By Gearóid McCarthy
On Saturday, September 12th Limerick lost a cultural luminary when the Stormy Teacup closed its doors for the final time. The artisan tea and coffee shop affectionately known as Stormy was quite possibly the nucleus of the city’s alternative scene, located on Foxes Bow in the city centre (next to what was Cellar Door, another artsy café which sadly closed less than a year ago). Its award-winning teas and quirky atmosphere attracted a unique clientele, but unfortunately it was not enough for Stormy to remain open.
To the very end, Stormy remained true to its independent spirit and its individual style gave it an enchanting quality. Whenever I climbed the stairs to the first floor, I felt as if I had been plunged into a brand new world.
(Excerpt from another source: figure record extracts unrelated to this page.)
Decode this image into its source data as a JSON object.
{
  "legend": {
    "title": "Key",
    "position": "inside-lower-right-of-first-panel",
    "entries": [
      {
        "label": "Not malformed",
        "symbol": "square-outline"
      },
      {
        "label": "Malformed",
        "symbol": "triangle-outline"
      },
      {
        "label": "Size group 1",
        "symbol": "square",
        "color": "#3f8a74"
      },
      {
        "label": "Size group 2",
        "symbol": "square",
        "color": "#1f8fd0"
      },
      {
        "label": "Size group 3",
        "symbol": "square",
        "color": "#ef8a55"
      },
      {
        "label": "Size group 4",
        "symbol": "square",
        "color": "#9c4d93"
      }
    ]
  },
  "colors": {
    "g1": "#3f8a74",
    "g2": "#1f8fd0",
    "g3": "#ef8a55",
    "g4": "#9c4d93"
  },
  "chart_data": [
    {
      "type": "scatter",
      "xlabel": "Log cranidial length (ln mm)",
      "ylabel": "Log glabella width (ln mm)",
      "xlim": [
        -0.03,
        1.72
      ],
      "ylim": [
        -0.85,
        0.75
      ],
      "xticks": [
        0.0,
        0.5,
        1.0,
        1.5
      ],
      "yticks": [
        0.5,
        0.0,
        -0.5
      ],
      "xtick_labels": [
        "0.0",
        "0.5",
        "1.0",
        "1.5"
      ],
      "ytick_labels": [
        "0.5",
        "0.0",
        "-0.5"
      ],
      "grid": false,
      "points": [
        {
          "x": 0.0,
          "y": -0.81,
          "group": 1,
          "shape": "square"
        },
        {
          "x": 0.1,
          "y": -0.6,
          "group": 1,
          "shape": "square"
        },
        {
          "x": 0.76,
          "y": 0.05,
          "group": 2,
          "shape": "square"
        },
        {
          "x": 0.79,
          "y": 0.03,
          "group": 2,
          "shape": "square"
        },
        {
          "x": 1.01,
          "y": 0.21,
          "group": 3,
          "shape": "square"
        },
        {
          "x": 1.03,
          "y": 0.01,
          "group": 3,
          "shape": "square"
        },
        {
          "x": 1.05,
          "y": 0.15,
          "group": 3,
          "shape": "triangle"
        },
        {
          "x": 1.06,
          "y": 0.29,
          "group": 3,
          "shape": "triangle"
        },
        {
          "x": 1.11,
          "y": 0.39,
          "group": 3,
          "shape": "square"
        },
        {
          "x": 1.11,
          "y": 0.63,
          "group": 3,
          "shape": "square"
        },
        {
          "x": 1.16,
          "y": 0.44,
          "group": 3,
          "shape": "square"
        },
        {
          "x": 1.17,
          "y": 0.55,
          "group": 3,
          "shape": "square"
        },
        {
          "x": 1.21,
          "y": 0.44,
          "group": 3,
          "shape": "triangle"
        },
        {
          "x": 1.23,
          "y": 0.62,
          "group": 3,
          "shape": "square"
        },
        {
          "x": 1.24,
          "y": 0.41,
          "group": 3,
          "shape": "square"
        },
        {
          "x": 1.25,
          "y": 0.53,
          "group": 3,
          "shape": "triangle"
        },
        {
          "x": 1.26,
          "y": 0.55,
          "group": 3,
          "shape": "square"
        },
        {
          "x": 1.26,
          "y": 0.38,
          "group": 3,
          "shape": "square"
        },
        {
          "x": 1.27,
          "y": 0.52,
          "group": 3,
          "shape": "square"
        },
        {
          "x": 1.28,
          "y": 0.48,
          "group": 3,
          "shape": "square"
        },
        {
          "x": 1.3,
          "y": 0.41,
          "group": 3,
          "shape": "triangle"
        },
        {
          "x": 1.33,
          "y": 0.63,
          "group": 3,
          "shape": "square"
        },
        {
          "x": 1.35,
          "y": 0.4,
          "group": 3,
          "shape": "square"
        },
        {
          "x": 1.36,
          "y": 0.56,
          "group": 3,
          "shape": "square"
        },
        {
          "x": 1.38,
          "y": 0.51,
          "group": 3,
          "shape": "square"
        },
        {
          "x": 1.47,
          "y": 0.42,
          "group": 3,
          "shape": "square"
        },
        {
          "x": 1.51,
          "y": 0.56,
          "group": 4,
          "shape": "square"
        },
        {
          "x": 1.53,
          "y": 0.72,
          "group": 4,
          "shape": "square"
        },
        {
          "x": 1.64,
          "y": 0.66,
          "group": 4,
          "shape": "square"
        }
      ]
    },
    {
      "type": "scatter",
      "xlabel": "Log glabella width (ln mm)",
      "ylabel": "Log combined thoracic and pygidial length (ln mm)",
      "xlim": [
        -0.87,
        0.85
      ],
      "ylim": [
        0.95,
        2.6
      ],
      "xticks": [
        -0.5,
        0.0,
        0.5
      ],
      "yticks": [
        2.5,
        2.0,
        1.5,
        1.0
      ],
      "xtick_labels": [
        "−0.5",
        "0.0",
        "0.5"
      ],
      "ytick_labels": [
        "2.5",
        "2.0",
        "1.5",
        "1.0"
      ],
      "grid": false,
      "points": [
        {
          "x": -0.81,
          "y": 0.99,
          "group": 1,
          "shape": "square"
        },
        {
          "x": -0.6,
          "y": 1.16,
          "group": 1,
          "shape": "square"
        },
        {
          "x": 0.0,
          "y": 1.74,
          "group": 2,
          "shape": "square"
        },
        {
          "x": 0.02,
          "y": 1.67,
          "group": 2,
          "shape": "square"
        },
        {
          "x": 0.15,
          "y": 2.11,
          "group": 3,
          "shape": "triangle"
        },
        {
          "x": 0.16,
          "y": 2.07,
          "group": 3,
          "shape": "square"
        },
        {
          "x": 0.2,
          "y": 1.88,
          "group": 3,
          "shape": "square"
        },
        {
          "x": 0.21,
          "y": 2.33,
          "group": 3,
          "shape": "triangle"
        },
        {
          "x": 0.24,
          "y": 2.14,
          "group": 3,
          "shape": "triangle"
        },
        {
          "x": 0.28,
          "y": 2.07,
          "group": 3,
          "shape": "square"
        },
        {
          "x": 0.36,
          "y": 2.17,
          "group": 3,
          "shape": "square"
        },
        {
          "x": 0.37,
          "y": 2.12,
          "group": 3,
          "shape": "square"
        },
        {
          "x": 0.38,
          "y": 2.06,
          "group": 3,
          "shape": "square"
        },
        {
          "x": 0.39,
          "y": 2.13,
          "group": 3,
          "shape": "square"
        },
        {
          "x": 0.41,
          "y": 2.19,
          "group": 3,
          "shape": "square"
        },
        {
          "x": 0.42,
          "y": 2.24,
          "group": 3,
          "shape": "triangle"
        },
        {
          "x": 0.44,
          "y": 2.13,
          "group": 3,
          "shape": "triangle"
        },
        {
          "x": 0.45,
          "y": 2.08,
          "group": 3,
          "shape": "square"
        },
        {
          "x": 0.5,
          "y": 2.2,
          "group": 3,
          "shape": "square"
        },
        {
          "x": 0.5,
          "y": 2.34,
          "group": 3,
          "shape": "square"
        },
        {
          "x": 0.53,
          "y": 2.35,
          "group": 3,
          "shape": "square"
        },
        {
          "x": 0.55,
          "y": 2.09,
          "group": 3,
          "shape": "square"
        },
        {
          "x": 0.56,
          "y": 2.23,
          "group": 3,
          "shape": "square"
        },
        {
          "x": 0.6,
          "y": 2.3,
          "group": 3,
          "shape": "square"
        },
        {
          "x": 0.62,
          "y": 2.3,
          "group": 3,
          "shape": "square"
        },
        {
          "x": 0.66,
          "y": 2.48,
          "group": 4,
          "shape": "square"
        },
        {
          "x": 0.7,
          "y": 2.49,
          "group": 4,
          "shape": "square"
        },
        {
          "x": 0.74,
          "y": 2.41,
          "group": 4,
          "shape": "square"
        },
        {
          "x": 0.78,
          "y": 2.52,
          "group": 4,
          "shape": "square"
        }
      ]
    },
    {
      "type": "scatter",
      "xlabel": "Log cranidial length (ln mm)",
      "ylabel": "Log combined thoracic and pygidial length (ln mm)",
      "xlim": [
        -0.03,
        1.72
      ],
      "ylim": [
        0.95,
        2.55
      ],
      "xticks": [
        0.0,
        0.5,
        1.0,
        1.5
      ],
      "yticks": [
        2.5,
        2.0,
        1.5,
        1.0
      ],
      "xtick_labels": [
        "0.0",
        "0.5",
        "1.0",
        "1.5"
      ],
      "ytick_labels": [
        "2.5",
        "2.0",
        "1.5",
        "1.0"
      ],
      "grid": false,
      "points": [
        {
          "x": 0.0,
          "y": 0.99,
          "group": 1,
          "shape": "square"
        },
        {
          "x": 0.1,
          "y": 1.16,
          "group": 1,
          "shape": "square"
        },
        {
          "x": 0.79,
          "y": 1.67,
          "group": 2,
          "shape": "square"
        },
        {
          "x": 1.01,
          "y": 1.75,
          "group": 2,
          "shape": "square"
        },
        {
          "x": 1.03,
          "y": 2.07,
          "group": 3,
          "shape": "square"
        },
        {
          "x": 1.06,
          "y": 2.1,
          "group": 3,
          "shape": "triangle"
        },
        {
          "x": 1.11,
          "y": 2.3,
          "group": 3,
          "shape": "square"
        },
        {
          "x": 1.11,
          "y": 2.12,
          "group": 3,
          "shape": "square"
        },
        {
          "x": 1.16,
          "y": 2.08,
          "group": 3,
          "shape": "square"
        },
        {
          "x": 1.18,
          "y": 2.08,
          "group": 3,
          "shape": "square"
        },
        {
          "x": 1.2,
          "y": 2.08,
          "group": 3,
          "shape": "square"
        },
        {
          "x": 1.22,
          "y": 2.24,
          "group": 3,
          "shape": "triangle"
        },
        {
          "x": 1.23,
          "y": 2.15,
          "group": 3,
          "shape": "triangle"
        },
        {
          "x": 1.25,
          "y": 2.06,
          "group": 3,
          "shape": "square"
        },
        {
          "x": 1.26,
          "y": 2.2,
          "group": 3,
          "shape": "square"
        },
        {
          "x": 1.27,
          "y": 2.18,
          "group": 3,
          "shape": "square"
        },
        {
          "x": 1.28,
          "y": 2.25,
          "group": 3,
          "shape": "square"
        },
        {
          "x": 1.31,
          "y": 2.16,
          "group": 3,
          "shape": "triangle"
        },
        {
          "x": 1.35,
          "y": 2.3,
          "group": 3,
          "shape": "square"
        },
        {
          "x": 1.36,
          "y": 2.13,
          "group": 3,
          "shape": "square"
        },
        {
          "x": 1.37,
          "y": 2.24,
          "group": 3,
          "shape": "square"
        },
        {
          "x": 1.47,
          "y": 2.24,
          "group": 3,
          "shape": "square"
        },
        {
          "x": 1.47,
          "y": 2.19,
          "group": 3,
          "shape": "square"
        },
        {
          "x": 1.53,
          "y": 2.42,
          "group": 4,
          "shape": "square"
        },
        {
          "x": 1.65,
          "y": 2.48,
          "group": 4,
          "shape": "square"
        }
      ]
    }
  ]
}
The colourful bookshelves and artworks provided a beautiful backdrop, as did the jars of tea organised behind the counter. The staff’s manner was atypical yet hospitable, adding a more personal dimension to my experiences at Stormy that I would not have had at any other café.
For its final day of business, Stormy was as lively as it ever was. Regulars gathered to listen to live music, say a final goodbye and admire the distinctive crafts and neatly organised bookshelves. It was perhaps an emotional farewell me more so than many people, as Stormy lay at the centre of my universe for much of the past year. It was at the top of those ridiculously steep stairs where many fond memories were had.
Friendships were solidified and new acquaintances were made. It was an environment in which intellectual discussion thrived and creative ideas were spread. One of Stormy’s distinguishing aspects was the relaxing music, which generated a very special aura. The memories I associate with Stormy aside, some of the finest days I had were spent simply soaking up the tranquil ambiance with a mug of tea or white hot chocolate in front of me.
It is dispiriting to see Stormy close for more reasons than my personal affinity for the place. As the lights decorating its lane off Foxes Bow are switched off, it seems as if the once rich alternative culture of Limerick is in decline. For a city that hopes to bid for European City of Culture in 2020, Limerick has a lot of explaining to do when the likes of the Stormy Teacup cannot stay open and more chain stores and franchises are moving into the city. How can we call ourselves a city of culture if we do not support the most creative cultural enterprises in our community?
Sadly, none of this idealism will bring Stormy back. Now there is nothing left to say but thank you. Thank you to Ruth Crean and Martins Punculis for their amazing contribution to Limerick. Thank you to all the people who donated to the crowdfunding page in the earliest beginnings of Stormy and made Ruth and Martins’ idea possible. Lastly, thank you to everyone who supported the Stormy Teacup over the past year and a half, for you all made it the special place it was.